Media Factory and Network Services have some questions to answer following a review of The Essential iPhone Guide (3rd edition) published last year (on the left of the photo) and The Essential guide to iPhone (6th edition), published this year (on the right of the photo).
The content on twenty-nine pages of The Essential guide to iPhone appears to have been lifted from The Essential iPhone Guide. This is odd since the 2011 publication claims that its content is “fully updated for 2011”. I wonder what the ACCC or Fair Trading would make of this claim with such a large amount of old content. I am surprised that Network Services did not pick up on the recycled content.
Go to pages 92 and 93 of both titles and the content is so close to identical that it is not funny. The same on pages 94 and 95, 96 and 97 … on twenty-nine pages of this.
Besides duplicate content across the two titles, the content itself is, well, mediocre. It is what I would expect from an overseas content factory where you pay as little as US$7.50 for an original 500 word article. Certainly not essential or valuable content.

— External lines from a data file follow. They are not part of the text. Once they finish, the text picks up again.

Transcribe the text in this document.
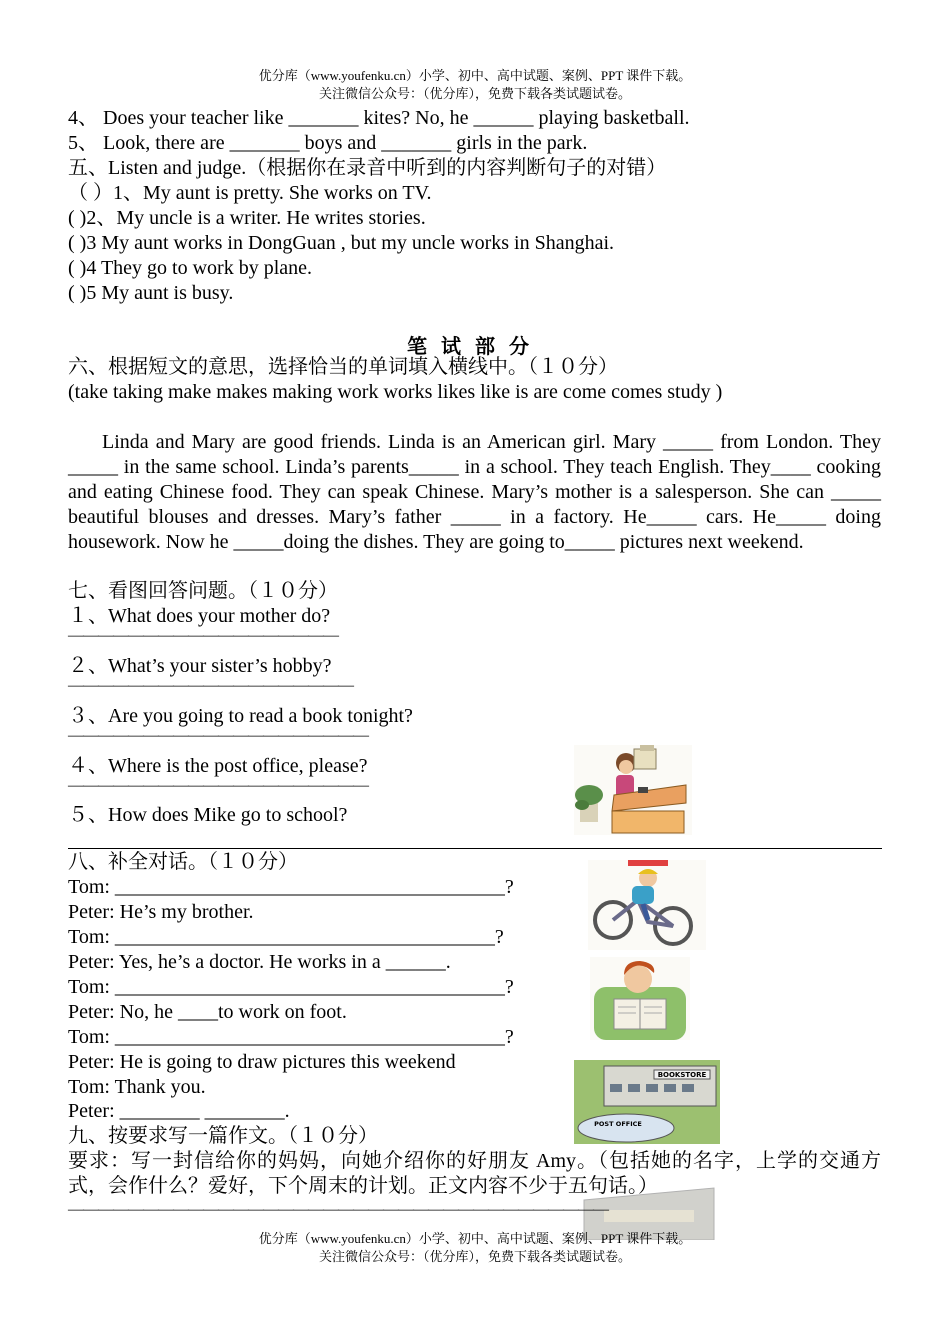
优分库（www.youfenku.cn）小学、初中、高中试题、案例、PPT 课件下载。
关注微信公众号：（优分库），免费下载各类试题试卷。
4、 Does your teacher like _______ kites? No, he ______ playing basketball.
5、 Look, there are _______ boys and _______ girls in the park.
五、Listen and judge.（根据你在录音中听到的内容判断句子的对错）
（ ）1、My aunt is pretty. She works on TV.
( )2、My uncle is a writer. He writes stories.
( )3 My aunt works in DongGuan , but my uncle works in Shanghai.
( )4 They go to work by plane.
( )5 My aunt is busy.
笔试部分
六、根据短文的意思，选择恰当的单词填入横线中。（１０分）
(take taking make makes making work works likes like is are come comes study )
Linda and Mary are good friends. Linda is an American girl. Mary _____ from London. They _____ in the same school. Linda’s parents_____ in a school. They teach English. They____ cooking and eating Chinese food. They can speak Chinese. Mary’s mother is a salesperson. She can _____ beautiful blouses and dresses. Mary’s father _____ in a factory. He_____ cars. He_____ doing housework. Now he _____doing the dishes. They are going to_____ pictures next weekend.
七、看图回答问题。（１０分）
１、What does your mother do?
——————————————————
２、What’s your sister’s hobby?
———————————————————
３、Are you going to read a book tonight?
————————————————————
４、Where is the post office, please?
————————————————————
５、How does Mike go to school?
BOOKSTORE
POST OFFICE
八、补全对话。（１０分）
Tom: _______________________________________?
Peter: He’s my brother.
Tom: ______________________________________?
Peter: Yes, he’s a doctor. He works in a ______.
Tom: _______________________________________?
Peter: No, he ____to work on foot.
Tom: _______________________________________?
Peter: He is going to draw pictures this weekend
Tom: Thank you.
Peter: ________ ________.
九、按要求写一篇作文。（１０分）
要求：写一封信给你的妈妈，向她介绍你的好朋友 Amy。（包括她的名字，上学的交通方式，会作什么？爱好，下个周末的计划。正文内容不少于五句话。）
————————————————————————————————————
优分库（www.youfenku.cn）小学、初中、高中试题、案例、PPT 课件下载。
关注微信公众号：（优分库），免费下载各类试题试卷。
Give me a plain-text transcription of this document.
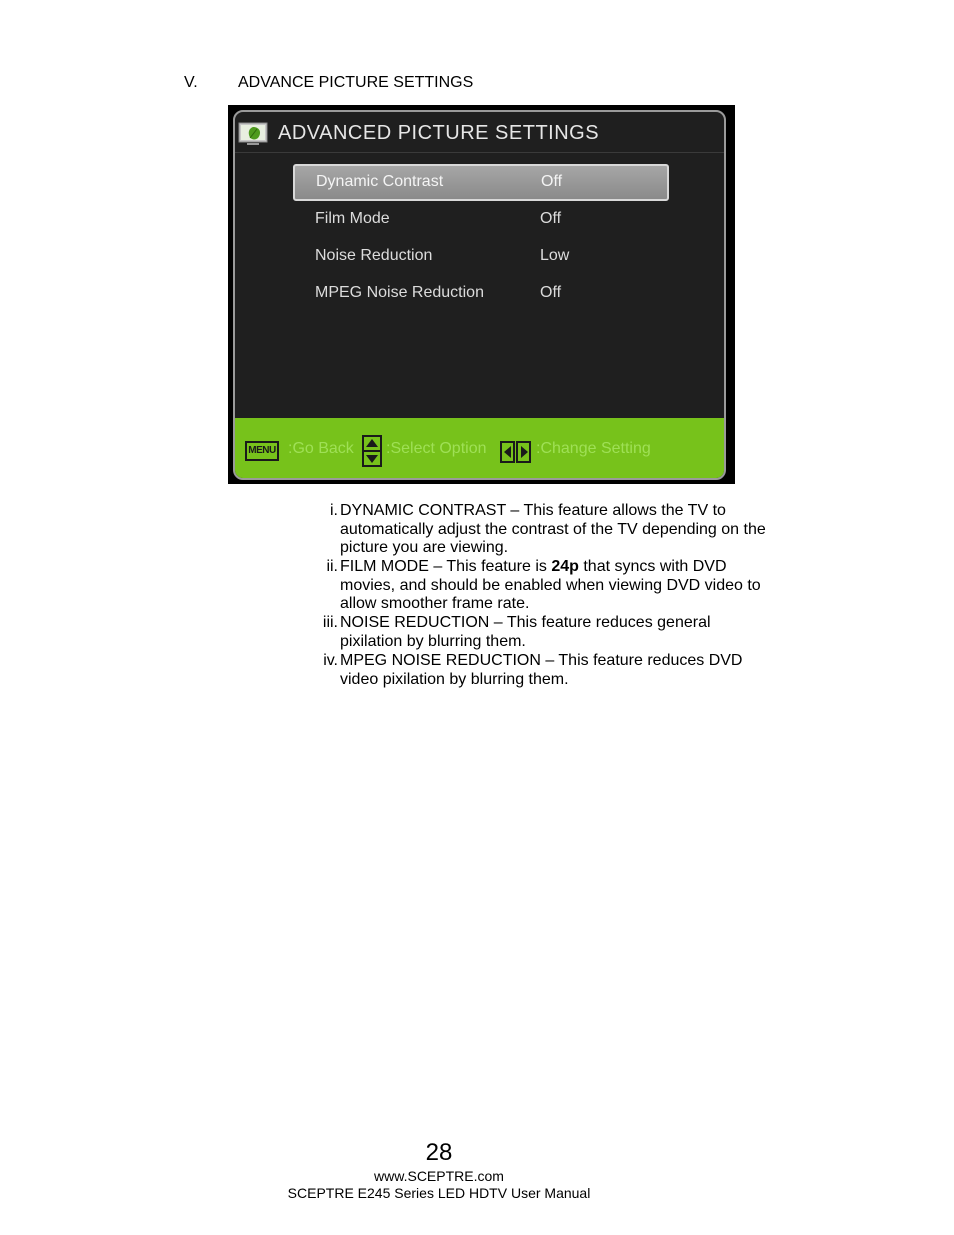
V.	ADVANCE PICTURE SETTINGS
ADVANCED PICTURE SETTINGS
Dynamic Contrast	Off
Film Mode	Off
Noise Reduction	Low
MPEG Noise Reduction	Off
MENU :Go Back :Select Option	:Change Setting
i. DYNAMIC CONTRAST – This feature allows the TV to automatically adjust the contrast of the TV depending on the picture you are viewing.
ii. FILM MODE – This feature is 24p that syncs with DVD movies, and should be enabled when viewing DVD video to allow smoother frame rate.
iii. NOISE REDUCTION – This feature reduces general pixilation by blurring them.
iv. MPEG NOISE REDUCTION – This feature reduces DVD video pixilation by blurring them.
28
www.SCEPTRE.com
SCEPTRE E245 Series LED HDTV User Manual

As I have written previously, Media Factory and Network Services have a track record of recirculating under-performing Media Factory titles to unsuspecting newsagents, sucking up cash and space, causing us to incur costs for freight (for returns) and to carry the risk of theft.
This looks to me like a never ending line of credit model with newsagents as the bankers. There is a constant recycling of cheap content, keeping a valuable chunk of newsagent cash flowing to Media Factory through Network Services. As I said, a never ending line of credit.
Network Services has legal and ethical obligations to newsagents. They control what we receive. Their decisions incur expenses which we cannot avoid. Their supply actions play a role in how we are perceived by shoppers. Personally, I don’t think that they should be distributing these titles.
These two Media Factory titles look to me like recycled cheap junk. Given the quality titles available in this same space, I do not see any merit for newsagents or consumers in the distribution of these titles.
Newsagents – go and check your shelves and see if you have these titles. I am not receiving them, thankfully. If I did, I would be returning them and requesting that Network cease supply of all Media Factory titles.